Lakewood Cemetery Association
No admission fee
Peak season (notes)
Summer through fall
Free parking within the grounds
Restrooms in the Administration Building at the entrance
This large cemetery was established only four years after Minneapolis was incorporated. The city’s population was then 13,000 and Franklin Avenue was Minneapolis’ southern most edge. Lakewood was then truly a “rural” cemetery, but was laid out and patterned after previous “garden” cemeteries. It’s co-designers were Adolph Stauch, designer of Cincinnati’s Spring Hill Cemetery and C.W. Falsom, superintendent of Boston’s Mt. Auburn Cemetery, America’s first and most famous rural/garden cemetery. Though Lakewood’s site was wooded, more unusual trees and shrub species from the world over were also planted.
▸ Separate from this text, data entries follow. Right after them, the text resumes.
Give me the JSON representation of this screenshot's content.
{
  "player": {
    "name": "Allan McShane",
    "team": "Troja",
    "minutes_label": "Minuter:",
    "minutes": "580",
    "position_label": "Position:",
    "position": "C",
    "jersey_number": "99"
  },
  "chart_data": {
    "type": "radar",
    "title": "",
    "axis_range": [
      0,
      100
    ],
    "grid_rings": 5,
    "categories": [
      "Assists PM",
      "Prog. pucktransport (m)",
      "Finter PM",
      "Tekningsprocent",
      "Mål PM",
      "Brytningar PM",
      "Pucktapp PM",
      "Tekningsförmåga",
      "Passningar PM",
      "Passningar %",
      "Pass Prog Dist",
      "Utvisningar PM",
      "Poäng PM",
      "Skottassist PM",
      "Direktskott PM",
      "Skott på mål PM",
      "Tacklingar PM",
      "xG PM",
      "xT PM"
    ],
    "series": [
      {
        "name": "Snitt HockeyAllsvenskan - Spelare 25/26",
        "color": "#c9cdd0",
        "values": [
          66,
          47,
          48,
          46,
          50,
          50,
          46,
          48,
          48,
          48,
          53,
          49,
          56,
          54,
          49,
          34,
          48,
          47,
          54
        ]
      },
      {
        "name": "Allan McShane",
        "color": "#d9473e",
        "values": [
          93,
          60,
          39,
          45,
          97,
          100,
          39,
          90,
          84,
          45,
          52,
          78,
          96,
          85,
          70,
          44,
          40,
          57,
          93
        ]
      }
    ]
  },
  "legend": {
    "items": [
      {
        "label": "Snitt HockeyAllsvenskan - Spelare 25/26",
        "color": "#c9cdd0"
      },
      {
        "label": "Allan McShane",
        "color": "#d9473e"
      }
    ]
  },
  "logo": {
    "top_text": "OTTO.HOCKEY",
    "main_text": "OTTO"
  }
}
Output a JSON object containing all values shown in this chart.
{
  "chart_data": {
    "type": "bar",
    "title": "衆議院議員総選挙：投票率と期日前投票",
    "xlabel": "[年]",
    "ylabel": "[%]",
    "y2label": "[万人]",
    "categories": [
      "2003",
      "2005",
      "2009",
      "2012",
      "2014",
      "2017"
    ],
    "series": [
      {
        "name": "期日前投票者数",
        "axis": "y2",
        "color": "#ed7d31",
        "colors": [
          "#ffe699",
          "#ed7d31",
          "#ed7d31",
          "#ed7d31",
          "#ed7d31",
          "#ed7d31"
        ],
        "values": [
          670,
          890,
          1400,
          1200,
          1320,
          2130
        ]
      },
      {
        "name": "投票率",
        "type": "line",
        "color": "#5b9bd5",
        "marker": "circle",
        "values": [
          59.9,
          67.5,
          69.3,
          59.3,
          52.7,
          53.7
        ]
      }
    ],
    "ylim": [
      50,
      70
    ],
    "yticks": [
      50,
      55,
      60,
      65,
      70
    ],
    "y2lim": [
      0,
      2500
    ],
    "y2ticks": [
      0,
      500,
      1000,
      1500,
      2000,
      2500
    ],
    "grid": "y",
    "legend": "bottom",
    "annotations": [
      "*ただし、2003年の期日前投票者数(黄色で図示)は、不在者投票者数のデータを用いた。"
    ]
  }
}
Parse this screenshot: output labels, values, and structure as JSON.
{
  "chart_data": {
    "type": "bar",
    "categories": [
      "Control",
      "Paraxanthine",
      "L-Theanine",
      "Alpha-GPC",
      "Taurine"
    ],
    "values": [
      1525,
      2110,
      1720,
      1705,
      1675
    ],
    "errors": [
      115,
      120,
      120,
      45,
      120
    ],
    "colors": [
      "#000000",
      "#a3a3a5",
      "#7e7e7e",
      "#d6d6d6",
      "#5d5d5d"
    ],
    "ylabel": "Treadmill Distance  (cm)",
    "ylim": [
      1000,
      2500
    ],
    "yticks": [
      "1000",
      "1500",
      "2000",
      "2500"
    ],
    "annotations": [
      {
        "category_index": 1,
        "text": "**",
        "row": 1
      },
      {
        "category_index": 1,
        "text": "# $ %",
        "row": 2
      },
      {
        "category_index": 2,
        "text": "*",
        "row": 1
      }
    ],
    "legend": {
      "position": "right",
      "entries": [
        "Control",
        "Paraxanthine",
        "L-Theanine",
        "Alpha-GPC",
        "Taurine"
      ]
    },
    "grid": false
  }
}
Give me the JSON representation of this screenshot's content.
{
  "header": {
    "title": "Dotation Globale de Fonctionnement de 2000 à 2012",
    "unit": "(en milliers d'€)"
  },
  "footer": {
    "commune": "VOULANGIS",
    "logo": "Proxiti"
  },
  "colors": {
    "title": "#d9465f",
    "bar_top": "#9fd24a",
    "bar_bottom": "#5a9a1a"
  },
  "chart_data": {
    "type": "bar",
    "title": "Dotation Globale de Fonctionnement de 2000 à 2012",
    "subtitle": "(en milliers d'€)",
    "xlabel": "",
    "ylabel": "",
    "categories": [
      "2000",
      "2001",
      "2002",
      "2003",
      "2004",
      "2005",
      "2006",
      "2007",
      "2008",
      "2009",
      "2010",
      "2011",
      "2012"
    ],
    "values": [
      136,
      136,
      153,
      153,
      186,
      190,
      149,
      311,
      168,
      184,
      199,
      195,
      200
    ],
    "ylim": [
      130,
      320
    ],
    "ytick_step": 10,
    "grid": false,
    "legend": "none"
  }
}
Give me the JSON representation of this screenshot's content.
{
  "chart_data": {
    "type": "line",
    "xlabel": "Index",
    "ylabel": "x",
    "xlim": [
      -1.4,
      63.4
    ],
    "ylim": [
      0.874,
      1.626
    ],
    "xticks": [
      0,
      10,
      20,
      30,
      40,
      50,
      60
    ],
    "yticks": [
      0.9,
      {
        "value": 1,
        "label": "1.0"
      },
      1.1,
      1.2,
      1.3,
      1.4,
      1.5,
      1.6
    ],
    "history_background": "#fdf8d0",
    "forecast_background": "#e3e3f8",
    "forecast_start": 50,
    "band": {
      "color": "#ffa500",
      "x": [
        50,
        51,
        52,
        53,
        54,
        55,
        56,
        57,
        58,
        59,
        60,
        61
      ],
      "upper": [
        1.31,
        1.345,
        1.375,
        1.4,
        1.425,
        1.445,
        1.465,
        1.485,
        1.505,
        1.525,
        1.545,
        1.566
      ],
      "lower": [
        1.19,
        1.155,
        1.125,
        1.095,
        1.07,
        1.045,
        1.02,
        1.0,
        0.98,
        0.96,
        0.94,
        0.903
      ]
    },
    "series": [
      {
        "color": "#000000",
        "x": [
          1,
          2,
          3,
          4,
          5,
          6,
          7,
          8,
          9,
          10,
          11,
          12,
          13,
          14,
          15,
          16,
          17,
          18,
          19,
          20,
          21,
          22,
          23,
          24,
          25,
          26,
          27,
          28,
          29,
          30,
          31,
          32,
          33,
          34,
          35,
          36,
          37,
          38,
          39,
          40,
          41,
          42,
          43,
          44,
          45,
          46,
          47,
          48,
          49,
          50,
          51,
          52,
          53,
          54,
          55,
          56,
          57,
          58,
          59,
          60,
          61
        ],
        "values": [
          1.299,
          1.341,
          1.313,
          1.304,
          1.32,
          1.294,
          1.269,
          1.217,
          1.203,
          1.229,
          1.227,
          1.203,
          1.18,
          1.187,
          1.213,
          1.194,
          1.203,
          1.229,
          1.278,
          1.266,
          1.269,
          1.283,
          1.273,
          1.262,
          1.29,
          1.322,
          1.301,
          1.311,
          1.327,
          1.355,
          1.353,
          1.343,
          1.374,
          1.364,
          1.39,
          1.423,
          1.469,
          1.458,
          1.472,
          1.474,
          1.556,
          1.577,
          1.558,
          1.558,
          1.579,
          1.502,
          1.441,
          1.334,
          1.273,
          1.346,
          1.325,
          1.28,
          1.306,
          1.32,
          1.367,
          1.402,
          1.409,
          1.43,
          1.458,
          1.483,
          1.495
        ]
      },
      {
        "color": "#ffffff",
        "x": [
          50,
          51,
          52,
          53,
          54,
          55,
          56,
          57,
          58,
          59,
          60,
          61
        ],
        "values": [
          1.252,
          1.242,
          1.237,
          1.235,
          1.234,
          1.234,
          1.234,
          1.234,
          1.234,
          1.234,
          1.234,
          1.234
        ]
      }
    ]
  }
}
At one time, the grounds were used by University of Minnesota Forestry students for tree identification field trips. As time passed, people no longer had to come to the cemetery by horse and buggy on dirt roads because by 1895 Lakewood had its own streetcar stop on its western edge. As was the trend of the times, people not only came to visit the departed, but to use the rolling terrain of the cemetery for strolling and picnicking. During its pleasure-ground heyday, Lakewood had six greenhouses, each larger than a football field and floral plantings were extensive, perhaps grander than most true public parks. Lakewood still plants more than 95,000 flowers each year. There are some garden-like areas and a small lake within the cemetery.
Note: Inside the cemetery’s chapel is the best example of Byzantine mosaics in all of the United States.